SMC says ‘yes’ to ultra-orphan medicine for rare type of lung cancer
Scottish Medicines Consortium recommends Alecensa®▼(alectinib) which more than triples progression free survival compared to current standard of care[i]
13 August 2018, Welwyn Garden City – Scottish patients with untreated, advanced non-small-cell lung cancer (NSCLC) whose tumours are identified as ALK-positive will have a new treatment option available via NHS Scotland funding from today.[ii] The treatment, alectinib, has been shown to improve outcomes compared to current standard of care, including decreasing the risk of disease progression or death by more than half, and by reducing the risk of tumours in the central nervous system (CNS) by 84%.[iii] This is important for both clinicians and patients alike, as the incidence of brain metastases is high in this patient group.[iv]
Dr Brian Clark, Consultant in Clinical Oncology, at Gartnavel General Hospital said, “ALK-positive NSCLC is a rare type of lung cancer that predominantly affects the younger, non-smoking population. In up to 50% of cases, the cancer has spread to the brain at the time of diagnosis. Alectinib has demonstrated improvements in delaying cancer growth in these patients and, importantly, has also shown significant improvements in preventing and delaying cancer spread into the brain.

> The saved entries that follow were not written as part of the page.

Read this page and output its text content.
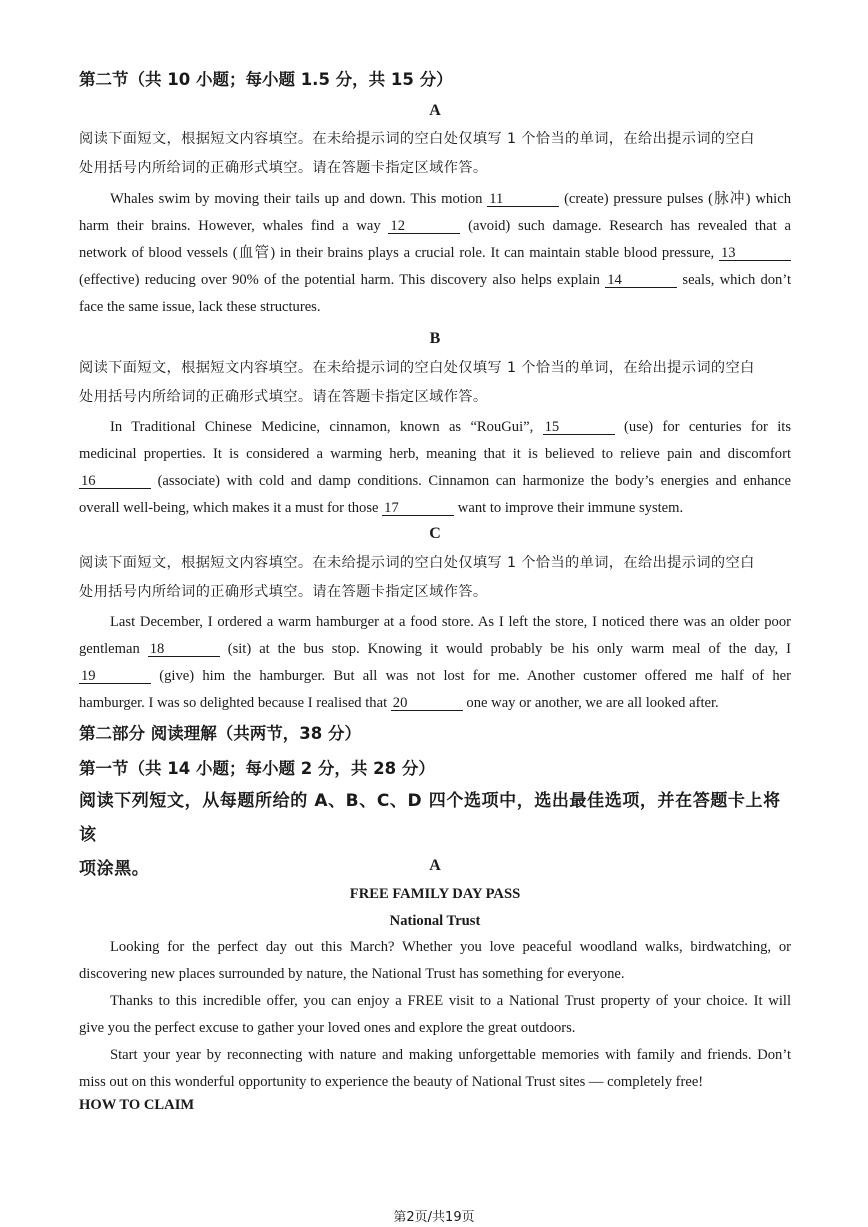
第二节（共 10 小题；每小题 1.5 分，共 15 分）
A
阅读下面短文，根据短文内容填空。在未给提示词的空白处仅填写 1 个恰当的单词，在给出提示词的空白
处用括号内所给词的正确形式填空。请在答题卡指定区域作答。
Whales swim by moving their tails up and down. This motion 11	(create) pressure pulses (脉冲) which
harm their brains. However, whales find a way 12	(avoid) such damage. Research has revealed that a
network of blood vessels (血管) in their brains plays a crucial role. It can maintain stable blood pressure, 13
(effective) reducing over 90% of the potential harm. This discovery also helps explain 14	seals, which don’t
face the same issue, lack these structures.
B
阅读下面短文，根据短文内容填空。在未给提示词的空白处仅填写 1 个恰当的单词，在给出提示词的空白
处用括号内所给词的正确形式填空。请在答题卡指定区域作答。
In Traditional Chinese Medicine, cinnamon, known as “RouGui”, 15	(use) for centuries for its
medicinal properties. It is considered a warming herb, meaning that it is believed to relieve pain and discomfort
16	(associate) with cold and damp conditions. Cinnamon can harmonize the body’s energies and enhance
overall well-being, which makes it a must for those 17	want to improve their immune system.
C
阅读下面短文，根据短文内容填空。在未给提示词的空白处仅填写 1 个恰当的单词，在给出提示词的空白
处用括号内所给词的正确形式填空。请在答题卡指定区域作答。
Last December, I ordered a warm hamburger at a food store. As I left the store, I noticed there was an older poor
gentleman 18	(sit) at the bus stop. Knowing it would probably be his only warm meal of the day, I
19	(give) him the hamburger. But all was not lost for me. Another customer offered me half of her
hamburger. I was so delighted because I realised that 20	one way or another, we are all looked after.
第二部分 阅读理解（共两节，38 分）
第一节（共 14 小题；每小题 2 分，共 28 分）
阅读下列短文，从每题所给的 A、B、C、D 四个选项中，选出最佳选项，并在答题卡上将该
项涂黑。	A
FREE FAMILY DAY PASS
National Trust
Looking for the perfect day out this March? Whether you love peaceful woodland walks, birdwatching, or
discovering new places surrounded by nature, the National Trust has something for everyone.
Thanks to this incredible offer, you can enjoy a FREE visit to a National Trust property of your choice. It will
give you the perfect excuse to gather your loved ones and explore the great outdoors.
Start your year by reconnecting with nature and making unforgettable memories with family and friends. Don’t
miss out on this wonderful opportunity to experience the beauty of National Trust sites — completely free!
HOW TO CLAIM
第2页/共19页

This is welcome news for patients and clinicians across Scotland, where lung is the most common cancer.”
The decision follows NICE’s approval in this indication for patients across England and Wales.[v] Alectinib meets the SMC’s ultra-orphan criteria,2 which identifies a medicine used to treat an extremely rare condition with a prevalence of 1 in 50,000 or less (or around 100 people in Scotland).[vi] The advice is conditional to commercial agreement with NHS Scotland and Roche.
Simon Eayrs, Cancer Immunotherapy Lead for Roche UK commented, “We are delighted that patients with this rare type of lung cancer will be eligible to access alectinib via NHS Scotland. This announcement is testament of our commitment to work together with the SMC to give people living with advanced forms of this rare type of lung cancer a new treatment option.”
The SMC’s decision was based on primary data analysis from the global phase III ALEX study where alectinib demonstrated statistically significant superiority vs crizotinib. Results showed alectinib reduced the risk of disease progression or death by 53% (HR 0.47, 95% CI 0.34–0.65, p<0.0001)3. The median progression free survival with alectinib was not reached, compared to 11.1 months for crizotinib, during a median follow-up of 18.6 months and 17.6 months, respectively.3 Alectinib reduced the risk of tumours spreading to, or growing in the central nervous system (CNS) compared with crizotinib by 84% (HR = 0.16; 95% CI: 0.10, 0.28; p< 0.0001),3 12 per cent of patients in the alectinib group had an event of CNS progression compared to 45% in the crizotinib group.3 Grade 3/5 AEs were less frequent with alectinib, 41%, vs 50% with crizotinib; fatal AEs occurred in 3% vs 5%, respectively.3
Prior to this approval, Roche provided alectinib via the Early Access to Medicines Schemes (EAMS), which allows patients and doctors access to promising new unlicensed medicines that have a high unmet clinical need before official approval is obtained.4 Eligible previously untreated patients with NSCLC whose tumours are identified as ALK-positive will be able to access the medicine via NHS Scotland routine funding from today.